What if we were taught to put the oxygen mask on the person beside us first? What if, in the final moments, instead of focusing on yourself, you help the person next to you? Your final thoughts would be of concern for others, your final actions acts of compassion, and you’d be filled with the spirit of giving.
What if you could count on that person sitting next to you, to save you? How freely would you travel knowing you could count on the kindness of strangers to see you safely through. Wouldn’t it be wonderful to know that the person sitting next to you—whether you know them or not—has your back. What if, from birth, we’d been taught this principle? Many talk it, “do unto others as you’d have them do unto you,” but society as a whole is falling short. We’re not taking care of each other; we’re a nation of people looking out for #1.
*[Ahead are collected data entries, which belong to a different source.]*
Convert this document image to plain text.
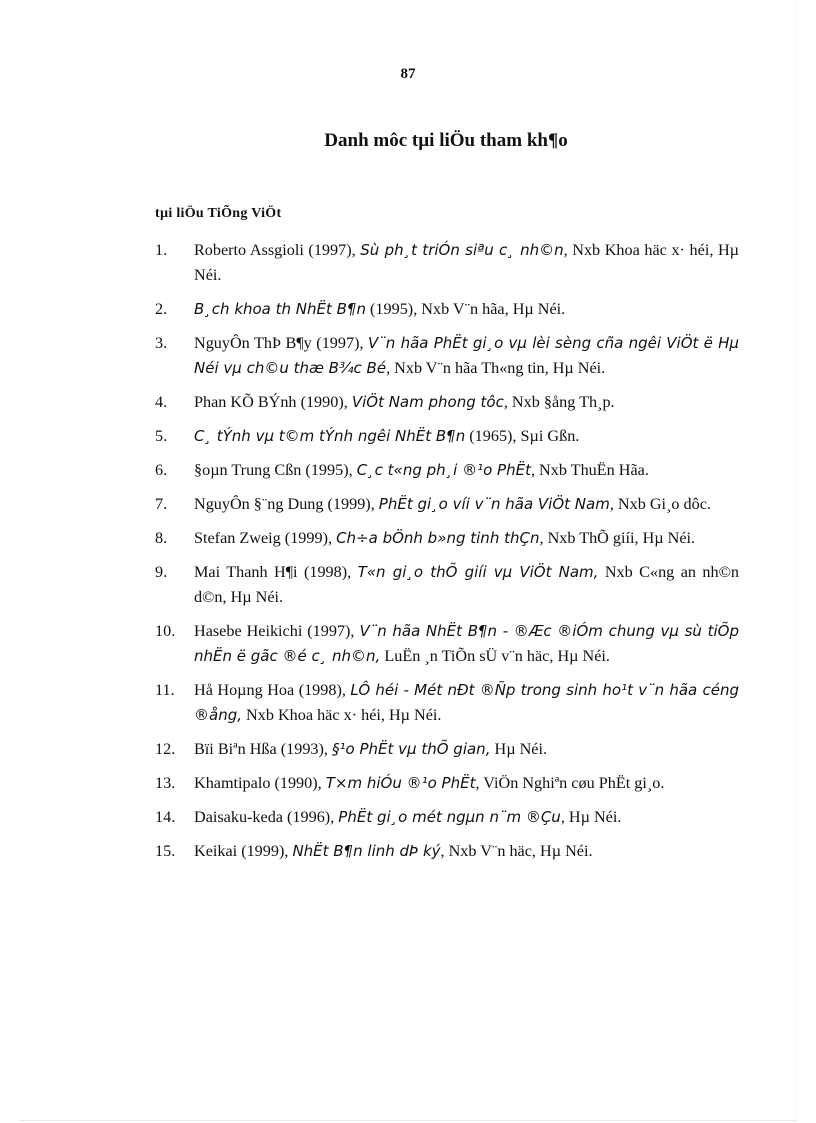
87
Danh môc tµi liÖu tham kh¶o
tµi liÖu TiÕng ViÖt
1. Roberto Assgioli (1997), Sù ph¸t triÓn siªu c¸ nh©n, Nxb Khoa häc x· héi, Hµ Néi.
2. B¸ch khoa th NhËt B¶n (1995), Nxb V¨n hãa, Hµ Néi.
3. NguyÔn ThÞ B¶y (1997), V¨n hãa PhËt gi¸o vµ lèi sèng cña ngêi ViÖt ë Hµ Néi vµ ch©u thæ B¾c Bé, Nxb V¨n hãa Th«ng tin, Hµ Néi.
4. Phan KÕ BÝnh (1990), ViÖt Nam phong tôc, Nxb §ång Th¸p.
5. C¸ tÝnh vµ t©m tÝnh ngêi NhËt B¶n (1965), Sµi Gßn.
6. §oµn Trung Cßn (1995), C¸c t«ng ph¸i ®¹o PhËt, Nxb ThuËn Hãa.
7. NguyÔn §¨ng Dung (1999), PhËt gi¸o víi v¨n hãa ViÖt Nam, Nxb Gi¸o dôc.
8. Stefan Zweig (1999), Ch÷a bÖnh b»ng tinh thÇn, Nxb ThÕ giíi, Hµ Néi.
9. Mai Thanh H¶i (1998), T«n gi¸o thÕ giíi vµ ViÖt Nam, Nxb C«ng an nh©n d©n, Hµ Néi.
10. Hasebe Heikichi (1997), V¨n hãa NhËt B¶n - ®Æc ®iÓm chung vµ sù tiÕp nhËn ë gãc ®é c¸ nh©n, LuËn ¸n TiÕn sÜ v¨n häc, Hµ Néi.
11. Hå Hoµng Hoa (1998), LÔ héi - Mét nÐt ®Ñp trong sinh ho¹t v¨n hãa céng ®ång, Nxb Khoa häc x· héi, Hµ Néi.
12. Bïi Biªn Hßa (1993), §¹o PhËt vµ thÕ gian, Hµ Néi.
13. Khamtipalo (1990), T×m hiÓu ®¹o PhËt, ViÖn Nghiªn cøu PhËt gi¸o.
14. Daisaku-keda (1996), PhËt gi¸o mét ngµn n¨m ®Çu, Hµ Néi.
15. Keikai (1999), NhËt B¶n linh dÞ ký, Nxb V¨n häc, Hµ Néi.
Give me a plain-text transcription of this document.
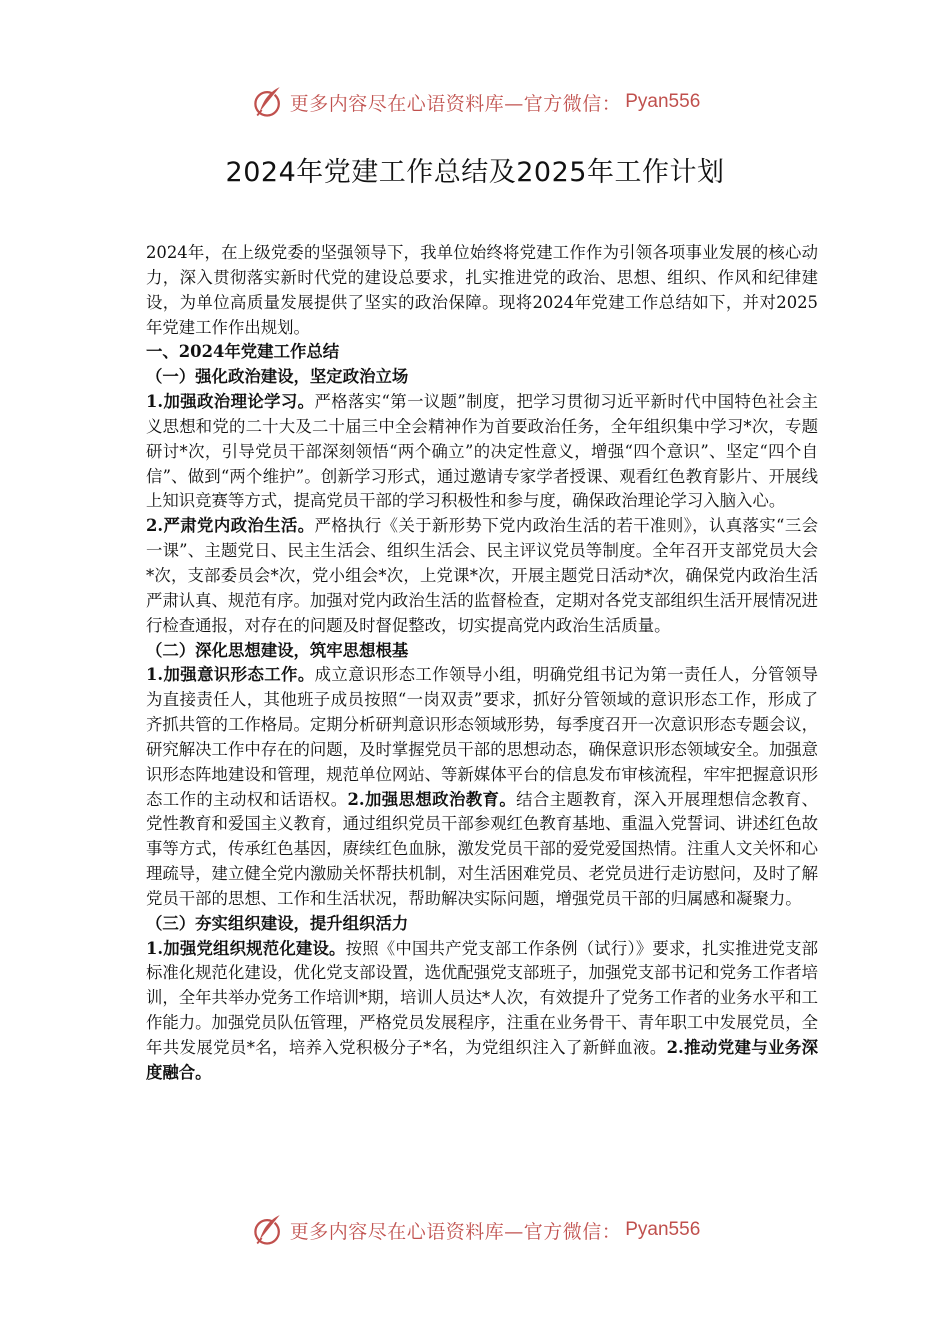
更多内容尽在心语资料库—官方微信： Pyan556
2024年党建工作总结及2025年工作计划

2024年，在上级党委的坚强领导下，我单位始终将党建工作作为引领各项事业发展的核心动力，深入贯彻落实新时代党的建设总要求，扎实推进党的政治、思想、组织、作风和纪律建设，为单位高质量发展提供了坚实的政治保障。现将2024年党建工作总结如下，并对2025年党建工作作出规划。

一、2024年党建工作总结

（一）强化政治建设，坚定政治立场

1.加强政治理论学习。严格落实“第一议题”制度，把学习贯彻习近平新时代中国特色社会主义思想和党的二十大及二十届三中全会精神作为首要政治任务，全年组织集中学习*次，专题研讨*次，引导党员干部深刻领悟“两个确立”的决定性意义，增强“四个意识”、坚定“四个自信”、做到“两个维护”。创新学习形式，通过邀请专家学者授课、观看红色教育影片、开展线上知识竞赛等方式，提高党员干部的学习积极性和参与度，确保政治理论学习入脑入心。

2.严肃党内政治生活。严格执行《关于新形势下党内政治生活的若干准则》，认真落实“三会一课”、主题党日、民主生活会、组织生活会、民主评议党员等制度。全年召开支部党员大会*次，支部委员会*次，党小组会*次，上党课*次，开展主题党日活动*次，确保党内政治生活严肃认真、规范有序。加强对党内政治生活的监督检查，定期对各党支部组织生活开展情况进行检查通报，对存在的问题及时督促整改，切实提高党内政治生活质量。

（二）深化思想建设，筑牢思想根基

1.加强意识形态工作。成立意识形态工作领导小组，明确党组书记为第一责任人，分管领导为直接责任人，其他班子成员按照“一岗双责”要求，抓好分管领域的意识形态工作，形成了齐抓共管的工作格局。定期分析研判意识形态领域形势，每季度召开一次意识形态专题会议，研究解决工作中存在的问题，及时掌握党员干部的思想动态，确保意识形态领域安全。加强意识形态阵地建设和管理，规范单位网站、等新媒体平台的信息发布审核流程，牢牢把握意识形态工作的主动权和话语权。2.加强思想政治教育。结合主题教育，深入开展理想信念教育、党性教育和爱国主义教育，通过组织党员干部参观红色教育基地、重温入党誓词、讲述红色故事等方式，传承红色基因，赓续红色血脉，激发党员干部的爱党爱国热情。注重人文关怀和心理疏导，建立健全党内激励关怀帮扶机制，对生活困难党员、老党员进行走访慰问，及时了解党员干部的思想、工作和生活状况，帮助解决实际问题，增强党员干部的归属感和凝聚力。

（三）夯实组织建设，提升组织活力

1.加强党组织规范化建设。按照《中国共产党支部工作条例（试行）》要求，扎实推进党支部标准化规范化建设，优化党支部设置，选优配强党支部班子，加强党支部书记和党务工作者培训，全年共举办党务工作培训*期，培训人员达*人次，有效提升了党务工作者的业务水平和工作能力。加强党员队伍管理，严格党员发展程序，注重在业务骨干、青年职工中发展党员，全年共发展党员*名，培养入党积极分子*名，为党组织注入了新鲜血液。2.推动党建与业务深度融合。

更多内容尽在心语资料库—官方微信： Pyan556
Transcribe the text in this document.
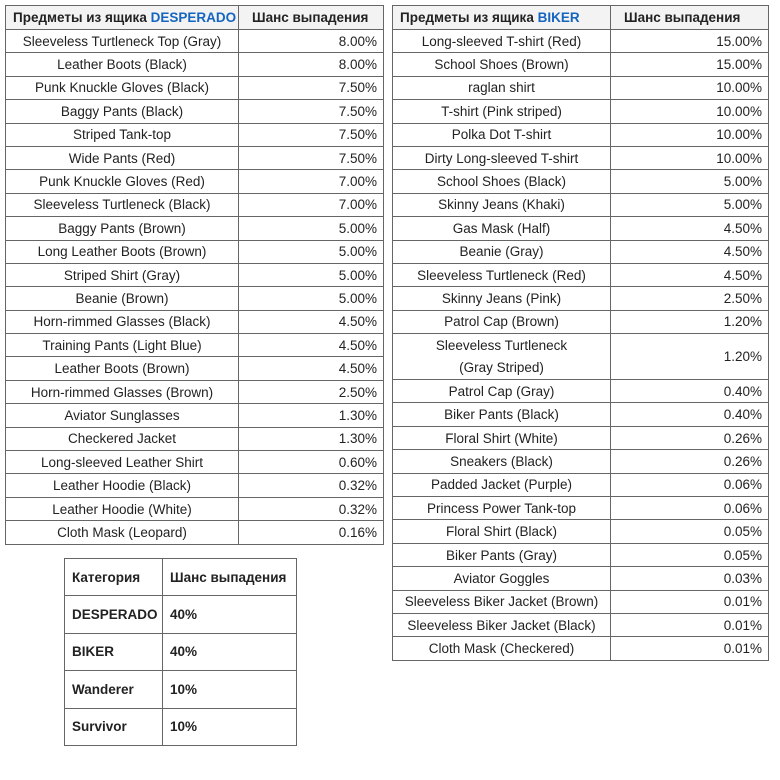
Предметы из ящика DESPERADO	Шанс выпадения
Sleeveless Turtleneck Top (Gray)	8.00%
Leather Boots (Black)	8.00%
Punk Knuckle Gloves (Black)	7.50%
Baggy Pants (Black)	7.50%
Striped Tank-top	7.50%
Wide Pants (Red)	7.50%
Punk Knuckle Gloves (Red)	7.00%
Sleeveless Turtleneck (Black)	7.00%
Baggy Pants (Brown)	5.00%
Long Leather Boots (Brown)	5.00%
Striped Shirt (Gray)	5.00%
Beanie (Brown)	5.00%
Horn-rimmed Glasses (Black)	4.50%
Training Pants (Light Blue)	4.50%
Leather Boots (Brown)	4.50%
Horn-rimmed Glasses (Brown)	2.50%
Aviator Sunglasses	1.30%
Checkered Jacket	1.30%
Long-sleeved Leather Shirt	0.60%
Leather Hoodie (Black)	0.32%
Leather Hoodie (White)	0.32%
Cloth Mask (Leopard)	0.16%
Предметы из ящика BIKER	Шанс выпадения
Long-sleeved T-shirt (Red)	15.00%
School Shoes (Brown)	15.00%
raglan shirt	10.00%
T-shirt (Pink striped)	10.00%
Polka Dot T-shirt	10.00%
Dirty Long-sleeved T-shirt	10.00%
School Shoes (Black)	5.00%
Skinny Jeans (Khaki)	5.00%
Gas Mask (Half)	4.50%
Beanie (Gray)	4.50%
Sleeveless Turtleneck (Red)	4.50%
Skinny Jeans (Pink)	2.50%
Patrol Cap (Brown)	1.20%
Sleeveless Turtleneck
(Gray Striped)	1.20%
Patrol Cap (Gray)	0.40%
Biker Pants (Black)	0.40%
Floral Shirt (White)	0.26%
Sneakers (Black)	0.26%
Padded Jacket (Purple)	0.06%
Princess Power Tank-top	0.06%
Floral Shirt (Black)	0.05%
Biker Pants (Gray)	0.05%
Aviator Goggles	0.03%
Sleeveless Biker Jacket (Brown)	0.01%
Sleeveless Biker Jacket (Black)	0.01%
Cloth Mask (Checkered)	0.01%
Категория	Шанс выпадения
DESPERADO	40%
BIKER	40%
Wanderer	10%
Survivor	10%
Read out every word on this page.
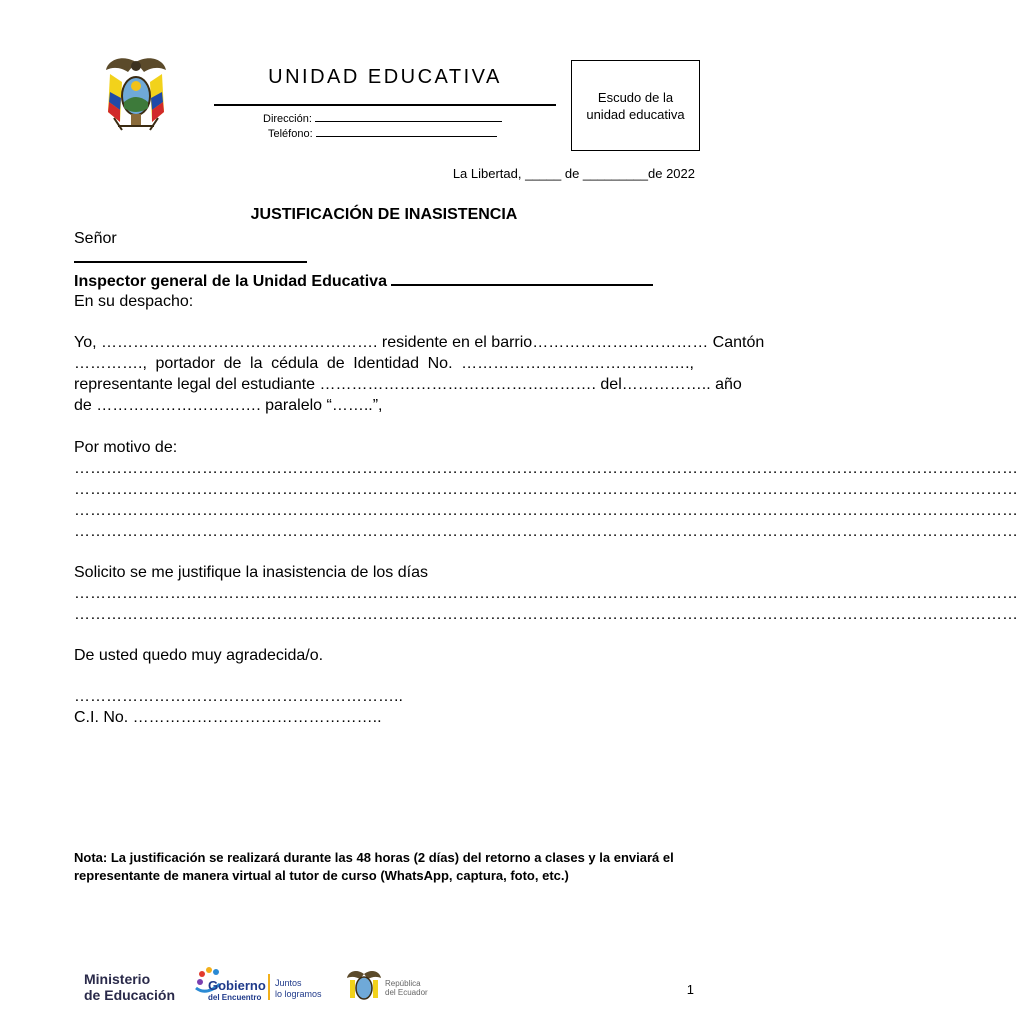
UNIDAD EDUCATIVA
Dirección:
Teléfono:
Escudo de la unidad educativa
La Libertad, _____ de _________de 2022
JUSTIFICACIÓN DE INASISTENCIA
Señor
Inspector general de la Unidad Educativa
En su despacho:
Yo, ……………………………………………. residente en el barrio…………………………… Cantón
…………., portador de la cédula de Identidad No. …………………………………….,
representante legal del estudiante ……………………………………………. del…………….. año
de …………………………. paralelo “……..”,
Por motivo de:
……………………………………………………………………………………………………………………………………………………………
……………………………………………………………………………………………………………………………………………………………
……………………………………………………………………………………………………………………………………………………………
……………………………………………………………………………………………………………………………………………………………
Solicito se me justifique la inasistencia de los días
……………………………………………………………………………………………………………………………………………………………
……………………………………………………………………………………………………………………………………………………………
De usted quedo muy agradecida/o.
……………………………………………………..
C.I. No. ………………………………………..
Nota: La justificación se realizará durante las 48 horas (2 días) del retorno a clases y la enviará el representante de manera virtual al tutor de curso (WhatsApp, captura, foto, etc.)
Ministerio
de Educación
Gobierno
del Encuentro
Juntos
lo logramos
República
del Ecuador	1
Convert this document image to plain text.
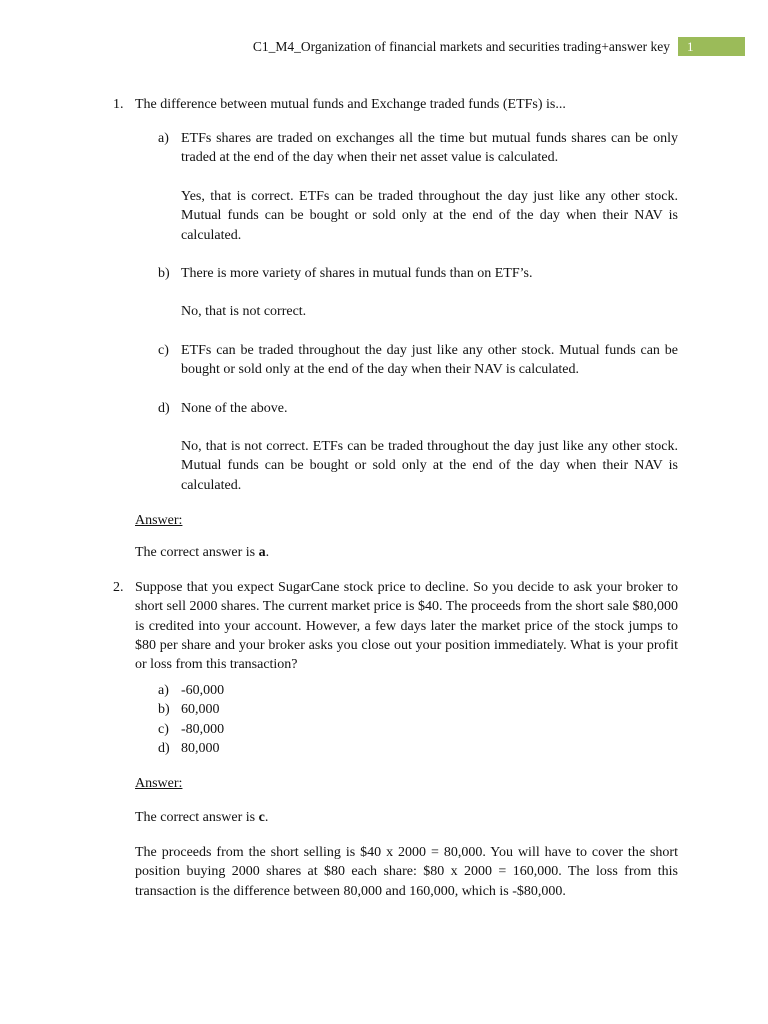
C1_M4_Organization of financial markets and securities trading+answer key	1
1. The difference between mutual funds and Exchange traded funds (ETFs) is...
a) ETFs shares are traded on exchanges all the time but mutual funds shares can be only traded at the end of the day when their net asset value is calculated.
Yes, that is correct. ETFs can be traded throughout the day just like any other stock. Mutual funds can be bought or sold only at the end of the day when their NAV is calculated.
b) There is more variety of shares in mutual funds than on ETF’s.
No, that is not correct.
c) ETFs can be traded throughout the day just like any other stock. Mutual funds can be bought or sold only at the end of the day when their NAV is calculated.
d) None of the above.
No, that is not correct. ETFs can be traded throughout the day just like any other stock. Mutual funds can be bought or sold only at the end of the day when their NAV is calculated.
Answer:
The correct answer is a.
2. Suppose that you expect SugarCane stock price to decline. So you decide to ask your broker to short sell 2000 shares. The current market price is $40. The proceeds from the short sale $80,000 is credited into your account. However, a few days later the market price of the stock jumps to $80 per share and your broker asks you close out your position immediately. What is your profit or loss from this transaction?
a) -60,000
b) 60,000
c) -80,000
d) 80,000
Answer:
The correct answer is c.
The proceeds from the short selling is $40 x 2000 = 80,000. You will have to cover the short position buying 2000 shares at $80 each share: $80 x 2000 = 160,000. The loss from this transaction is the difference between 80,000 and 160,000, which is -$80,000.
I’m an Iowa farm girl. We had dairy cows and hogs; we raised corn and soybeans; grew alfalfa for hay and oats for straw. Our farm was self-sufficient and I’ve been taught to be self-sufficient. I’ve been taught it’s irresponsible not to take care of myself; it’s my job to look out for #1—so ultimately I can look out and take care of the people next to me. The problem is, I’m not able to do it alone and make ends meet, just me, looking out for #1. The pressure is overwhelming.
There’s a screamer band out there with a hit, and let me paraphrase because a google lyrics search didn’t reveal the artist and song, “How can I save you when I can’t even save myself?” If I don’t buy into the oxygen mask theory, I don’t have to worry about saving myself, the people here next to me will do that. Then I could focus on what’s truly important-helping others.